Your E-Mail And Catalog Contact Strategy, And Profit

If you read the multichannel marketing literature, you're unlikely to find any discussion about how marketing channels truly interact with each other.

And that's a shame, because the interactions are where all of the magic happens!

Folks who test different combinations of catalog mailings and e-mail campaigns observe interesting results.

Take a look at the table in this post. Seven different combinations of catalog mailings were tested against five different combinations of e-mail campaigns, yielding thirty-five different test groups.

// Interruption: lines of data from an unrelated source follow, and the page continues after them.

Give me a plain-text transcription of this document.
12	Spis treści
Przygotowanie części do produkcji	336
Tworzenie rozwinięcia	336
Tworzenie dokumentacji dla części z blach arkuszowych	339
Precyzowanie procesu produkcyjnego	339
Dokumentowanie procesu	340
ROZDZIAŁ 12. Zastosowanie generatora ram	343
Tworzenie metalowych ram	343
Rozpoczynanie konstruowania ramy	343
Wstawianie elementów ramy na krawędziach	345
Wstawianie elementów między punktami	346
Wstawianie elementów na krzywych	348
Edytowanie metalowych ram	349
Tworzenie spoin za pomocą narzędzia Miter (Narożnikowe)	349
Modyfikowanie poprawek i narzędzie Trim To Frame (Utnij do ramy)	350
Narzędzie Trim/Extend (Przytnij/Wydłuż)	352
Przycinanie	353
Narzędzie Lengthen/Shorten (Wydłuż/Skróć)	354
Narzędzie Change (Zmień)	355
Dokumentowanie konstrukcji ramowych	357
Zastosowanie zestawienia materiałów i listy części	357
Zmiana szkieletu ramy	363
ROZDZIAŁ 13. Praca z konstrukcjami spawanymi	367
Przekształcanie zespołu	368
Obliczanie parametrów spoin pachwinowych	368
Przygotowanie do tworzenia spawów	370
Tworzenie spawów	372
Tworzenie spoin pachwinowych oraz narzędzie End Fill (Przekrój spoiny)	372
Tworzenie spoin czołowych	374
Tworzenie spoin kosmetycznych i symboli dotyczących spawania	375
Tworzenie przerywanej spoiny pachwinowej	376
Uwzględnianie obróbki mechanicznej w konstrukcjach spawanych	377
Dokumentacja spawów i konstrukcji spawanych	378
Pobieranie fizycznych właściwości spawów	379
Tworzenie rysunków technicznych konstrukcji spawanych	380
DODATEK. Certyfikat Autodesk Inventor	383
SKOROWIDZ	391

What do the results tell us?
  • The organic percentage can be directly calculated ... the $20.00 generated at 0 catalogs / 0 e-mails divided by the $99.00 generated at 24 catalogs / 52 e-mail campaigns. The organic percentage is 20.2%. This is soooooooooo important!! If this company does nothing, customers will still spend 20.2% of the volume they spend if all direct marketing activities are executed. For most catalogers and e-mail marketers, results are over-stated, because organic demand is being falsely attributed to marketing activities. Ask your co-op or database provider to calculate the organic percentage for you, or ask your database marketing expert to calculate this metric for you.
  • Notice that demand does not increase in a linear manner. Each additional catalog, and each additional e-mail campaign yield an ever-decreasing amount of additional demand. This rate of diminishing returns is not well known in the direct marketing community, and causes direct marketers to significantly over-invest in marketing.
  • Notice that e-mail is able to re-capture demand that is lost as catalog mailings are reduced. This "re-capture" is not well known in the direct marketing community, and causes direct marketers to significantly over-invest in catalog marketing.
  • E-Mail marketing is actually very productive at small quantities ... thirteen contacts are much more productive, on a per-e-mail basis, than are fifty-two contacts.
  • As catalogs and e-mail campaigns are increased, profit begins to shift. Notice that the most profitable combination is 12 catalogs and 52 e-mail campaigns. However, if you only delivered 26 e-mail campaigns, you need 16 catalogs to maximize profit, and if you don't execute e-mail marketing, you need 20 catalogs to maximize profitability.
  • "Profit Shift" is a very important concept. As more and more "free" or "nearly free" marketing channels become available, the profitability of traditional, expensive marketing channels (like catalog marketing) becomes worse, requiring less investment in traditional, expensive marketing.
When e-mail marketing and catalog marketing collide, a rich array of insights become immediately apparent. All you have to do is set up tests to identify the insights!